The winter intensifies. So does sickness. I'm not feeling great, nor is Kahu but he gets worse. By the middle of the week he's got intense throat pain. And his tonsils have got white stuff covering them. It's gross. He has a phone consultation with the doctor and I pick up prescription penicillin. It's a high dose and he's got hope in his heart when he takes it. He negotiates extensions for his uni assessments.... extensions of the extensions. It's stressful.
Meanwhile I have another go at choosing curtain fabric- the samples to take home anyway. Sharyn and I go to the Ralph Hotere exhibition, Ātete, To Resist, at the Art Gallery. It blows me away. An artist I didn't know much about but whose name I have heard many times. Hotere was political and so involved with issues which defined us as a nation...Bastion Point, The Springbok tour, nuclear testing in the Pacific, the nuclear free movement, Aramoana with no smelter. Ralph has earned a place in our history as the archetypal activist, rebel, visual protester for the arguments that mattered. He stood up and was counted, his art a magnificent monument down the years.

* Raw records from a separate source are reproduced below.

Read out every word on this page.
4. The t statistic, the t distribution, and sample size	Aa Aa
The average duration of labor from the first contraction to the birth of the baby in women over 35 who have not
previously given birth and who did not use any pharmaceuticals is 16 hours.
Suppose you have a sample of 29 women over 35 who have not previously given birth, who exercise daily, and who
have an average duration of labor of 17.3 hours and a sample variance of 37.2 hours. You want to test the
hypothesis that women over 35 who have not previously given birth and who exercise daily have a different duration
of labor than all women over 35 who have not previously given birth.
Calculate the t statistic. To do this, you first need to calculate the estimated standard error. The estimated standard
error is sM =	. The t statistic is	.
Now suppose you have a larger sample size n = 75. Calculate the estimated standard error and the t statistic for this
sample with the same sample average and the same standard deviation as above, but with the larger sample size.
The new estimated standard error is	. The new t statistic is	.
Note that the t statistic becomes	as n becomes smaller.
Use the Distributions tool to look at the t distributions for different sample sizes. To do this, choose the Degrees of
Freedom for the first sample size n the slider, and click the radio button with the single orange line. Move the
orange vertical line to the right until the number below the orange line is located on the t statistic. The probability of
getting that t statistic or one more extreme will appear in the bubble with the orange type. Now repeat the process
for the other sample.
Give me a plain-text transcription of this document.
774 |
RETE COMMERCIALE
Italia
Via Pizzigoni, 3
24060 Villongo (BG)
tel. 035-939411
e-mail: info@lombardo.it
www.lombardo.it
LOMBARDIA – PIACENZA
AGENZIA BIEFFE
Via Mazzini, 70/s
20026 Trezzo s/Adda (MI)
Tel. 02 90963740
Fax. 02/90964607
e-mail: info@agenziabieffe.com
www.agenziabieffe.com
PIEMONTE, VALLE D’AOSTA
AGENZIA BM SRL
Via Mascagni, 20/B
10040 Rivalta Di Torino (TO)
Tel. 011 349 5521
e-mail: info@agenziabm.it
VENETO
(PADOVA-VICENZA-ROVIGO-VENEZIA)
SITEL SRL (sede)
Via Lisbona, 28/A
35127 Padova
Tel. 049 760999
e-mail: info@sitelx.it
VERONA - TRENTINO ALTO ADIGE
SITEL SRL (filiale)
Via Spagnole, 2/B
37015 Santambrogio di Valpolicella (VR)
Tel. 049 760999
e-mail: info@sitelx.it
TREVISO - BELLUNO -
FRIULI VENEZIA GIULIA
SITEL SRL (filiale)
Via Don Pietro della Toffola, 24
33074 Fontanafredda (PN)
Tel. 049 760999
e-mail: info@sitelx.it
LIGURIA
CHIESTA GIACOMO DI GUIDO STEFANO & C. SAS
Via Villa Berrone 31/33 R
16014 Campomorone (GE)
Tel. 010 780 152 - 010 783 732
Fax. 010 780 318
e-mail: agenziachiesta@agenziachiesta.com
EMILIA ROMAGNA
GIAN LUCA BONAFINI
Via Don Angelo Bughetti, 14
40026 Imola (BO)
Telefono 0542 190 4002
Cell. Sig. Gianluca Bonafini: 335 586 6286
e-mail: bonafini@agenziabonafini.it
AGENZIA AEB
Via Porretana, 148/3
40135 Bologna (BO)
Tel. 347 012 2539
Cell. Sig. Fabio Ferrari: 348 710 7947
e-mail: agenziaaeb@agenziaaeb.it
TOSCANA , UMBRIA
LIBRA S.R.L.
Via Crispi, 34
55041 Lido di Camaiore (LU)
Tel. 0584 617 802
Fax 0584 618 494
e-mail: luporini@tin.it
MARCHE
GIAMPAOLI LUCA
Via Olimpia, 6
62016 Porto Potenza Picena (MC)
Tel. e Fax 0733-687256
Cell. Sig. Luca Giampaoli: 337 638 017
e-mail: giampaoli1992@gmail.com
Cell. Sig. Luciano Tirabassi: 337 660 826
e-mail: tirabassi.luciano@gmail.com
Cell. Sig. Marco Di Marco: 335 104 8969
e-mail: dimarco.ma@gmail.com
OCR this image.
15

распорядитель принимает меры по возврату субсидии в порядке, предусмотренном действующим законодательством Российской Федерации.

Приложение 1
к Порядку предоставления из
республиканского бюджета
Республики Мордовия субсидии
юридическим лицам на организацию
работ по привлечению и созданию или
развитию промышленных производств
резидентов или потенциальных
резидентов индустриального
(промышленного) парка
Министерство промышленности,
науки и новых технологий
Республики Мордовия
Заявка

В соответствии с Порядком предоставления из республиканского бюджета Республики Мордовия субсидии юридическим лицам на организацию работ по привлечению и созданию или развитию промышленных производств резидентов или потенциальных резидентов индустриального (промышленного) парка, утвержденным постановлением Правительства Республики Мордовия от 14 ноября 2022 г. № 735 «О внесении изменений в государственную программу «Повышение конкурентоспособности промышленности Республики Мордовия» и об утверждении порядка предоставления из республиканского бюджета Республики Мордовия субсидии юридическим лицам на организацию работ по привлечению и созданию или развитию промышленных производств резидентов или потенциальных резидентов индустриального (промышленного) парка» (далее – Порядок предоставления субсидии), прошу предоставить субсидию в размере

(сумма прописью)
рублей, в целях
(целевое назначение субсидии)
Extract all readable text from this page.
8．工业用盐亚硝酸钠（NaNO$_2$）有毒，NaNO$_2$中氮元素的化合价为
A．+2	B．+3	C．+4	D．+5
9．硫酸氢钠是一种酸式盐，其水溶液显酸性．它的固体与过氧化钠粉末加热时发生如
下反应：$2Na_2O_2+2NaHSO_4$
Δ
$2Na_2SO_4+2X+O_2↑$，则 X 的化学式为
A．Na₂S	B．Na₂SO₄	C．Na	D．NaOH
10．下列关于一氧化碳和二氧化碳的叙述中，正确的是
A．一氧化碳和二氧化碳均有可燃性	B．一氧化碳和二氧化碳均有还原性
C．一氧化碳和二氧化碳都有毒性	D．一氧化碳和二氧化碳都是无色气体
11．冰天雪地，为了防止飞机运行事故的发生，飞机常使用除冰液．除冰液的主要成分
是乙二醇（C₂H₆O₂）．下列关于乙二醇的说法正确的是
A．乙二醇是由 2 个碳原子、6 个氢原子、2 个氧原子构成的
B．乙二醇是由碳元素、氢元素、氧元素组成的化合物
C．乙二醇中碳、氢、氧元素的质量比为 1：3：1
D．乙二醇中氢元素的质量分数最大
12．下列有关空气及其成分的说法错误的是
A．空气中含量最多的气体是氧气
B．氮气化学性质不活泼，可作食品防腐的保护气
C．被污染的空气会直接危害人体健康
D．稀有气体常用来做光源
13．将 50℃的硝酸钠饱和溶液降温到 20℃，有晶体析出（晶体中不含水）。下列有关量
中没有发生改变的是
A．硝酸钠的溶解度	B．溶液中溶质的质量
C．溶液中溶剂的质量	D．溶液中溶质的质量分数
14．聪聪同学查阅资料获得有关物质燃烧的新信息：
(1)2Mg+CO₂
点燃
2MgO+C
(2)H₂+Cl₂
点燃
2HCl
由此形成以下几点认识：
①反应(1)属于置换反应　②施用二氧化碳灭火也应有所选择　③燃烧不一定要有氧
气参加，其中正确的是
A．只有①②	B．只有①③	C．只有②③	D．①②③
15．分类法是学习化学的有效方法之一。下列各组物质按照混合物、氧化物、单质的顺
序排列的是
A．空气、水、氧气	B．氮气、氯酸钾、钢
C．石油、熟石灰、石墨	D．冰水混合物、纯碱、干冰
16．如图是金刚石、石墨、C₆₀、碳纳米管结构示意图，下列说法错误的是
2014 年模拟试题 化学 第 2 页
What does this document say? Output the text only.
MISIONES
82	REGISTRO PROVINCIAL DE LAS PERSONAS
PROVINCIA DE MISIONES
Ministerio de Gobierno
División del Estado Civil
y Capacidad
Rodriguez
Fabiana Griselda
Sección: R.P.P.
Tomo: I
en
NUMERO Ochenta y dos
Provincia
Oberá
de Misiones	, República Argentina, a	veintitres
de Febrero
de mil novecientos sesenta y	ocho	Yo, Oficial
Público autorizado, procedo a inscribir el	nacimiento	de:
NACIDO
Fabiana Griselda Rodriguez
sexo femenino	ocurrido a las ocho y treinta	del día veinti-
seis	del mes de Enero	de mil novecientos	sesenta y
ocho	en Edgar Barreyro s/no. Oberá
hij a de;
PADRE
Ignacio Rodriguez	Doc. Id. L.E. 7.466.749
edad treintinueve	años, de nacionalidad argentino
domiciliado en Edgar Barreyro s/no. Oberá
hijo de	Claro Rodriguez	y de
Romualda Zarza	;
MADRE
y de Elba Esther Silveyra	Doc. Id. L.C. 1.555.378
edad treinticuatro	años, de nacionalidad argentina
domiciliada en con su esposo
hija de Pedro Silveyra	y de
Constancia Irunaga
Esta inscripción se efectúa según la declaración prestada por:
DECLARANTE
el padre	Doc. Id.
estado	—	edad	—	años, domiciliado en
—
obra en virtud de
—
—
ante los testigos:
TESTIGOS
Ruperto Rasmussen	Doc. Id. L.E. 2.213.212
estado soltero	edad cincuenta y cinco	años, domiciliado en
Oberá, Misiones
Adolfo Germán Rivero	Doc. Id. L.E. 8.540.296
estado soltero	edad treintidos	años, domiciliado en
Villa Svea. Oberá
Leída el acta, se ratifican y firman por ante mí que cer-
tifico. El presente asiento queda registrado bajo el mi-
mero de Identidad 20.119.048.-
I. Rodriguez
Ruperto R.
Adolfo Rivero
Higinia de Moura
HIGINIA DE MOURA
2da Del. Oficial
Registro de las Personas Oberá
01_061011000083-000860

It rains and rains and rains. At last the heavens water our thirsty earth. I drive to Little Hagley and gather leaves for my depleted compost bin under the aegis of Kai Tahu tipuna, those who were promised land to stay on when they came to Otautahi to trade. I feel sad for them and whakamā, shame, on behalf of my ancestors. The billboard archival photo of them is a reminder of Māori dispossession during colonisation. No monetary compensation could right the grief or restore the mana of these disenfranchised generations. This afternoon I sense they are a benevolent force and I trust I am honouring their memory by gathering resources from what feels like their whenua, land, to me.
English colleague, Kendra's dad, has an exhibition called Cluster. An awesome take on Covid which already seems like a dream. Only here. Why were we so lucky?